Plus, the blank slate villain is well-established concept in horror. While some of the most memorable villains got their prestige from their terrifying looks – Michael’s emotionless white mask or Freddy’s knife hands and burned face – sometimes it is the villains whose faces you never see that are the most unsettling. Films like The Fog, The Mist, and Evil Dead introduce their villains as faceless foes making them all the more terrifying because you don’t know who (or what) you are running from. This approach allows your imagination to run wild, and sometimes that can be scarier than putting a face to the fear.

Andrew’s drum set does not have a face, but you can almost hear the “dun dun dun” whenever it comes into view because you know it means something terrible will face Andrew the moment he sits down to play it. As an object, the drum set (like other faceless villains) never shows emotion. It is simply there. Always there. Forever there. And it will be waiting for you.

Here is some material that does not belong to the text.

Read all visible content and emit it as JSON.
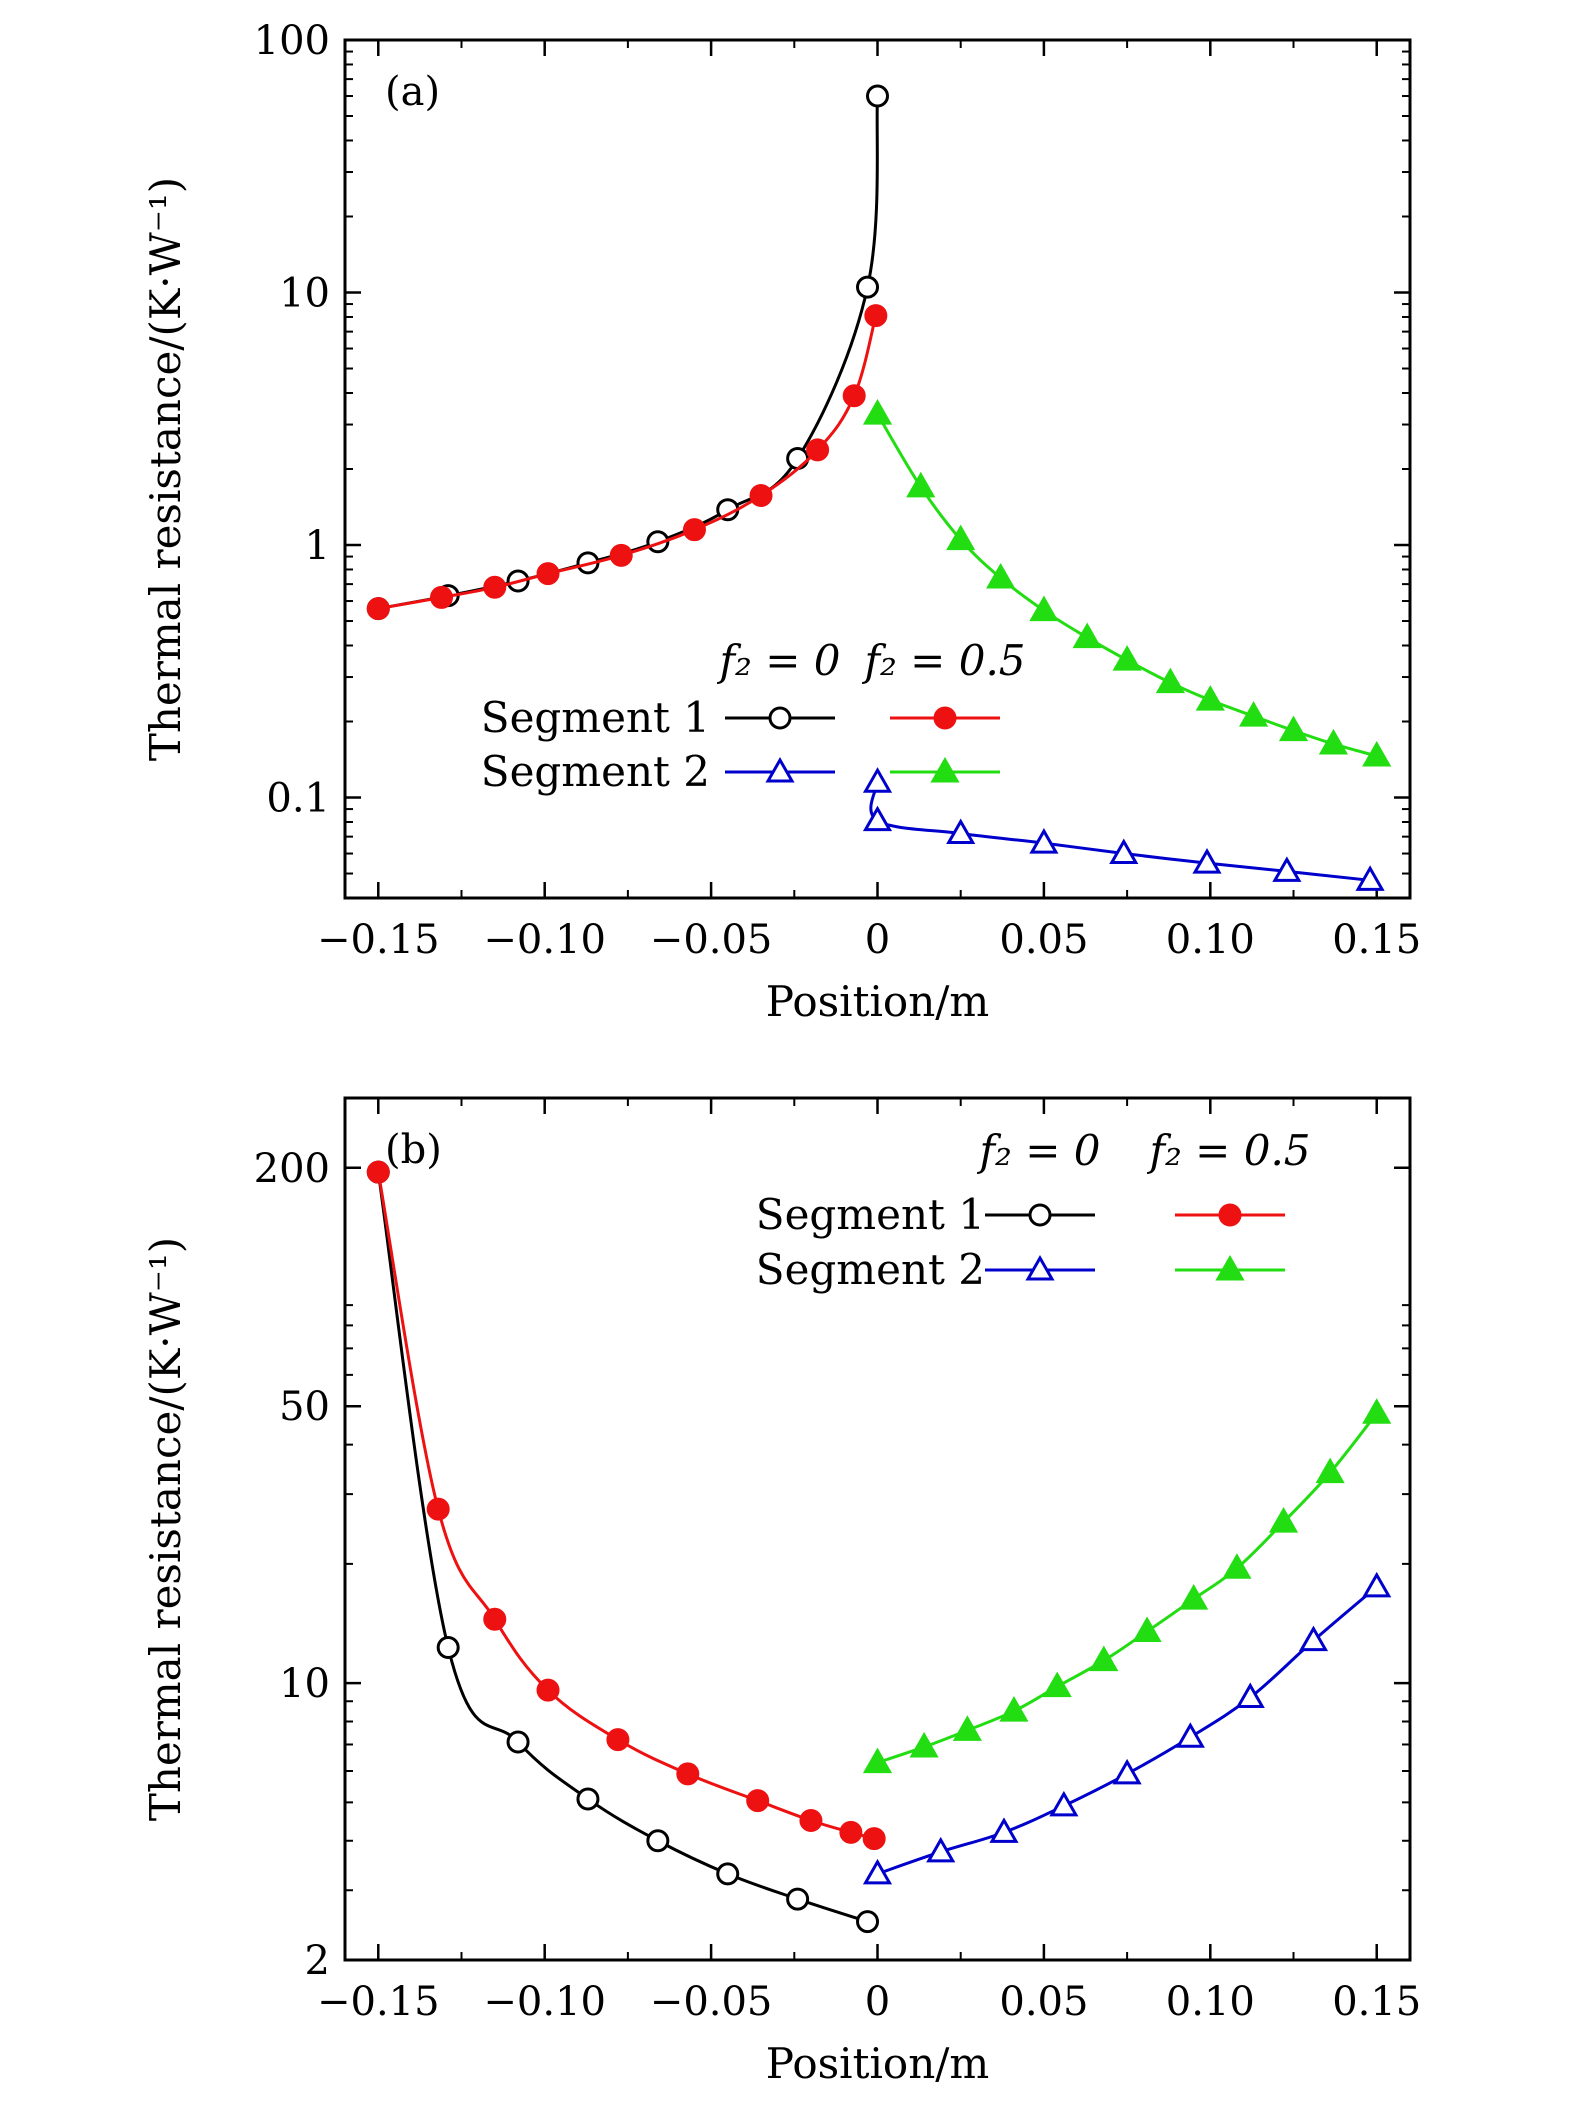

Even after Andrew gets rid of the photos of drummers he looks up to, CDs of their music and charts of compositions whose tempos only get faster and faster, he never truly escapes the draw of the drums. Not completely. The drums have – Freddy Krueger-like – anchored themselves into their victim’s unconscious mind.

A drum set may not seem like something akin to some of horror’s scariest villains, but Whiplash proved it can torment, maim and destroy with the best of them. The film turned a percussion instrument into a villain that can stand up to Michael, Freddy, Christine and Jigsaw.

And this villain can keep a mean beat.